Olie is only 2 1/2 but already has the reputation as a funny kid. I watch Olie and his brother Aidan on Mondays while Afton is at work. Last week I decided to let Aidan help make a jello salad. They love to "help" in the kitchen. Aidan was really pleased to get to cut up the bananas saying excitedly that he had never cut up bananas before. I left to get the camera and log in the event and could hear them laughing hysterically in the kitchen. Apparently the banana slice would stick to the knife and while they waited for it to drop into the jello mold, Olie would say in his giggly little voice, "Wait for it...wait for it...wait for it". He was drawing out each phrase with the drama befitting a seasoned actor, each phrase higher in tone until the climax of the banana slice dropping off the knife. Then the hysterical laughing would begin, followed by another cut and the drama would unfold all over. Who knew making jello was so much fun.


Olie narrating the banana caper.




I am a hunter with my camouflage shirt and pants, gun, cowboy boots and hat.

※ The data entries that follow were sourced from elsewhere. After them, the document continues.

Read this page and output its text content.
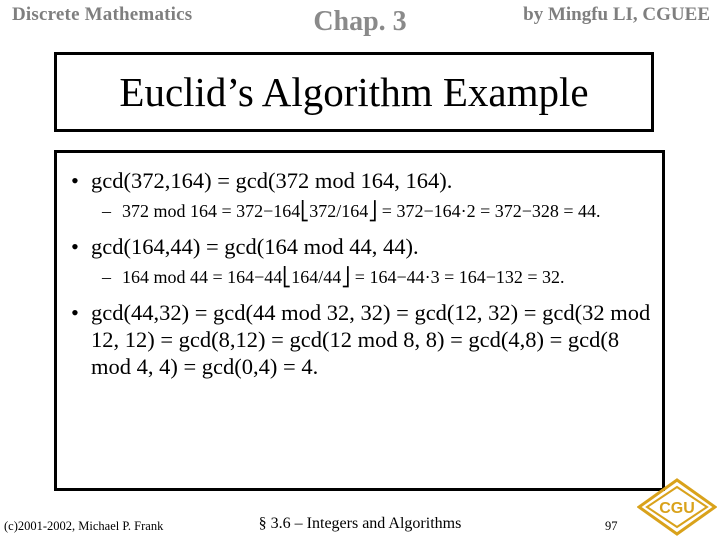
Discrete Mathematics	Chap. 3	by Mingfu LI, CGUEE
Euclid’s Algorithm Example
• gcd(372,164) = gcd(372 mod 164, 164).
– 372 mod 164 = 372−164⎣372/164⎦ = 372−164·2 = 372−328 = 44.
• gcd(164,44) = gcd(164 mod 44, 44).
– 164 mod 44 = 164−44⎣164/44⎦ = 164−44·3 = 164−132 = 32.
• gcd(44,32) = gcd(44 mod 32, 32) = gcd(12, 32) = gcd(32 mod 12, 12) = gcd(8,12) = gcd(12 mod 8, 8) = gcd(4,8) = gcd(8 mod 4, 4) = gcd(0,4) = 4.
(c)2001-2002, Michael P. Frank	§ 3.6 – Integers and Algorithms	97
CGU
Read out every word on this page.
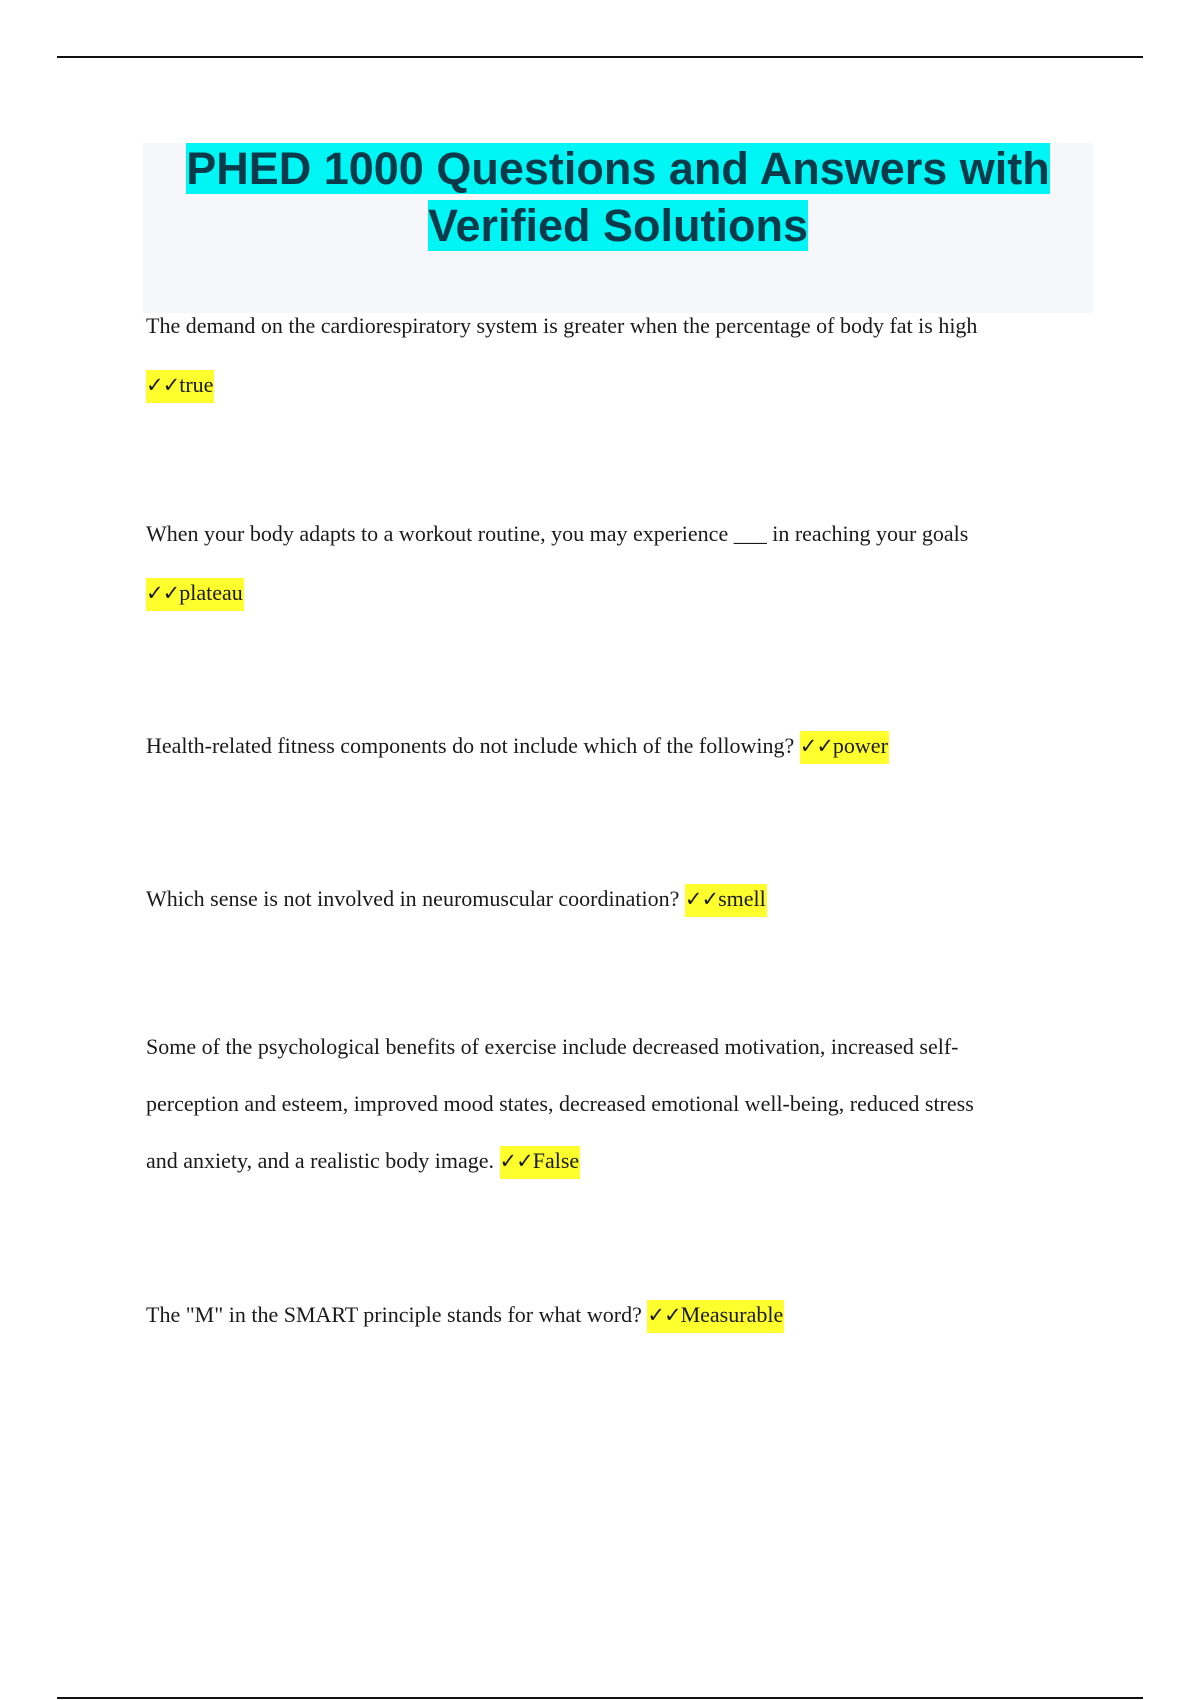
PHED 1000 Questions and Answers with
Verified Solutions
The demand on the cardiorespiratory system is greater when the percentage of body fat is high
✓✓true
When your body adapts to a workout routine, you may experience ___ in reaching your goals
✓✓plateau
Health-related fitness components do not include which of the following? ✓✓power
Which sense is not involved in neuromuscular coordination? ✓✓smell
Some of the psychological benefits of exercise include decreased motivation, increased self-
perception and esteem, improved mood states, decreased emotional well-being, reduced stress
and anxiety, and a realistic body image. ✓✓False
The "M" in the SMART principle stands for what word? ✓✓Measurable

I am a hunter/cowboy who can also shoot baskets.



Olie the bank robber.


Saturday, November 6, 2010

Seriously?

In the last two weeks, Terry and I have been trying to get our routine doctor visits completed. This is not always easy to schedule and still care for grandchildren and grandma. On Wednesday Terry had an appointment at 8:15 a.m. and I had one for 11:00. We literally passed each other in the garage with a "high five" at our ability to tag team with precision. My appointment was a mammogram, and when I returned home I began to describe with detail about the discomfort of the ordeal ending with, "...and then after hydraulically compressing these two metal plates ...(I swear I could hear the beep, beep, beep sound of a fork lift as these two plates were coming together.)... she asked me not to breath, as if I could have done anything else but hold my breath under the circumstances." With absolutely no sympathy from my spouse he proceeded to whine about the fact that he had been a human pin cushion that morning with far more damage to his body that I had sustained. He had had blood drawn and a couple of shots and his arm still hurt. "In fact" he said, "feel this, I still have a huge knot on my arm under this bandage. " He did have a bulge, but I pointed out that if he had had his "member" place in a vice, he would be singing a different tune, and more than likely and octave higher.

The following day I asked him how his arm felt, curious as to whether the shot was still giving him a problem. He confessed that he took off his bandage that morning, and what he thought was a swollen knot was in actuality a cotton ball that the nurse had put under the bandage. Seriously? All I can say is I am glad men don't have to have babies.